Richard Banks
est directeur du Moyen-Orient auprès de l’Euromoney
Conferences. L’entreprise, qui gère des événements dans plus
de 60 pays, consacre depuis 16 ans une conférence annuelle à
l’Egypte. Fervent supporter du gouvernement actuel, il
relève les obstacles au développement.
« L’Egypte n’est pas encore sur la trajectoire
du Brésil ou de la Turquie »
Al-Ahram
Hebdo : Vous avez suivi de près le cabinet de Nazif depuis
2004. Comment évaluez-vous l’expérience égyptienne d’un
gouvernement formé en majorité d’hommes d’affaires ?
Richard Banks :
La principale critique qui peut être adressée à un
gouvernement formé de businessmen, c’est le conflit
d’intérêts qui pourrait avoir lieu. C’est particulièrement
vrai en Egypte, où la corruption est un vrai problème. Les
ministres de votre gouvernement ont cédé leurs affaires dès
qu’ils ont rejoint le gouvernement. Et ils ont
particulièrement bien agi tout le long de leur parcours. Je
les connais tous très bien, ils se sont transformés en de
vrais politiciens qui excellent dans les compromis. Ce ne
sont plus les technocrates qu’ils étaient au début, mais ils
soupèsent désormais l’impact politique de leurs décisions.
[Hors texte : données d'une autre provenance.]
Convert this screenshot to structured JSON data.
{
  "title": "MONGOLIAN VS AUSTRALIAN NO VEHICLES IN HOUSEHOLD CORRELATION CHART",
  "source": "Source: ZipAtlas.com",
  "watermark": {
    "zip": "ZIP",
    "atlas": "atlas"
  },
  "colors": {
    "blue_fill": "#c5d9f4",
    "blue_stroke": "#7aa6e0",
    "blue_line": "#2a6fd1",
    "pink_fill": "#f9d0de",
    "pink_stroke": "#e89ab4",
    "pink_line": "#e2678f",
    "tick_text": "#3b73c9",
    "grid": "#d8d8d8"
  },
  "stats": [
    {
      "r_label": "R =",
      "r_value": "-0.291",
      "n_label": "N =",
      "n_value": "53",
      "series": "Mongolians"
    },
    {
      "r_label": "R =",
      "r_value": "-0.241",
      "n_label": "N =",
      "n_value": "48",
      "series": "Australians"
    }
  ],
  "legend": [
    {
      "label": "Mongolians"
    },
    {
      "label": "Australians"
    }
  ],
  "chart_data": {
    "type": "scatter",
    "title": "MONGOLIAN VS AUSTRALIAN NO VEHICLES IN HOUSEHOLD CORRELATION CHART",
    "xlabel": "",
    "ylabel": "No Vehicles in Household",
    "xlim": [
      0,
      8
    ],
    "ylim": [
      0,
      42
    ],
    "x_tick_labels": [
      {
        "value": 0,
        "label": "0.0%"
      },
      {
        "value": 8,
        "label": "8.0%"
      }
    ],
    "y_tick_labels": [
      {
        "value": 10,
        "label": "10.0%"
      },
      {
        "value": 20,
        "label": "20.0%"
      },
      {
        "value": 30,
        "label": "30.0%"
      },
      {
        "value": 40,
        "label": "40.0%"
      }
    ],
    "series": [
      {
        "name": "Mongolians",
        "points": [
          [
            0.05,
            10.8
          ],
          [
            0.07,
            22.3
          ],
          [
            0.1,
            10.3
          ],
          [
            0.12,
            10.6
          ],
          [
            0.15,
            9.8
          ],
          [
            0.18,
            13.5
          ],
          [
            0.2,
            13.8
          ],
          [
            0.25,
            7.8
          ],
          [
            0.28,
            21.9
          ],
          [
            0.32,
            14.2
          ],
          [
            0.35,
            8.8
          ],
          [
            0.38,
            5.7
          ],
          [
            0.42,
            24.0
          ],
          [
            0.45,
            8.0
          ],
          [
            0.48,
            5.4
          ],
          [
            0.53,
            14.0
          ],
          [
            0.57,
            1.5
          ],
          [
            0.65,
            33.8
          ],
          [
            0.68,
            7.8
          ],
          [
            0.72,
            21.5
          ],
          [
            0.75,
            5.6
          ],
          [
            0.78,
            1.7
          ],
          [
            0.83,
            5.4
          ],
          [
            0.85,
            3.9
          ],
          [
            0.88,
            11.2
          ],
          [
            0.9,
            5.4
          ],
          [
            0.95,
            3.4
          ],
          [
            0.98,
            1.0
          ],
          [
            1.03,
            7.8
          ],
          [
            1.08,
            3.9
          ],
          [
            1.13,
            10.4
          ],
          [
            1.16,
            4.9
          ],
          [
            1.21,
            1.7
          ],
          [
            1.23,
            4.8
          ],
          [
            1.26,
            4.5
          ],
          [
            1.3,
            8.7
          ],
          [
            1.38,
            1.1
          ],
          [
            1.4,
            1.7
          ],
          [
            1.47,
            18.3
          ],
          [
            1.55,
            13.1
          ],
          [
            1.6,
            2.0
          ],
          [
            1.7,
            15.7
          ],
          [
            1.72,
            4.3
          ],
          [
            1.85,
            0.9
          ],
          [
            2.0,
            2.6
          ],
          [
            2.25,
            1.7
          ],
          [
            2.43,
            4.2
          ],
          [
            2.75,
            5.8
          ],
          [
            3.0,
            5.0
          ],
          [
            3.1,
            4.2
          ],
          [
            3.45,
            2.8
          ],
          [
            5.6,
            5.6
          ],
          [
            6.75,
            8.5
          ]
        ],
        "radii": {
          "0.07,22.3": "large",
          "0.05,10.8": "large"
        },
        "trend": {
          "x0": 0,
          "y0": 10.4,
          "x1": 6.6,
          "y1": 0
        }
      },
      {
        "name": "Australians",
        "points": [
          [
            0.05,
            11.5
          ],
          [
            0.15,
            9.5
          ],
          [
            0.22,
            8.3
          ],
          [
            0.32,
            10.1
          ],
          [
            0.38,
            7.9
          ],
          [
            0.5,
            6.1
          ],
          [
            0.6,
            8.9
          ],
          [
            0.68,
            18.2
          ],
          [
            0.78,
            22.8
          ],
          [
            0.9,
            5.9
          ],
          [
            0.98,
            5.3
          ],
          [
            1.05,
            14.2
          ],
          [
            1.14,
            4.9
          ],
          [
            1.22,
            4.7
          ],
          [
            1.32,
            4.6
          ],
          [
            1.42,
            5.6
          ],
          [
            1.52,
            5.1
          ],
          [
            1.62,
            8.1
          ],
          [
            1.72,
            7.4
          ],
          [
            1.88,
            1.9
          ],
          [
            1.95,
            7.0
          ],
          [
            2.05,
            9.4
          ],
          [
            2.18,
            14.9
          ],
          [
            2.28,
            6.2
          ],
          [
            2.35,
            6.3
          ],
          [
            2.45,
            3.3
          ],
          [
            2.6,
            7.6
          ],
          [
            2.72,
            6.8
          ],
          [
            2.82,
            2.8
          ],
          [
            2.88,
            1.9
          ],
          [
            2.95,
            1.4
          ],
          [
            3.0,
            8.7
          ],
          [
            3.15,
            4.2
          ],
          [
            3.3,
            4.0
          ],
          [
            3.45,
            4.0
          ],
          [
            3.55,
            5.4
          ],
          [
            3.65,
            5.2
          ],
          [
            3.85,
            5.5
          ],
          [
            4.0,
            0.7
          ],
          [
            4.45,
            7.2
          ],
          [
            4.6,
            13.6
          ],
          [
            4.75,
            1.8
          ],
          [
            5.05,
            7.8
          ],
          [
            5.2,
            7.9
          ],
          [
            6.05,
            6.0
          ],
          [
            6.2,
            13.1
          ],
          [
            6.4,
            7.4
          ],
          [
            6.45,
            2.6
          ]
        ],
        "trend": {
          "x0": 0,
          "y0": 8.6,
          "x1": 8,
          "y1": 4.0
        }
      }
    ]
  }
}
— C’est donc une expérience positive ?
— Le gouvernement a réussi à améliorer l’environnement des
affaires, plus que tous ses prédécesseurs. C’est bien
d’avoir des politiciens au plus haut niveau qui comprennent
les besoins des investisseurs. Certains ministres sont déjà
fatigués, ils veulent retourner à leurs affaires. D’autres
préfèrent rester à jouer un rôle politique.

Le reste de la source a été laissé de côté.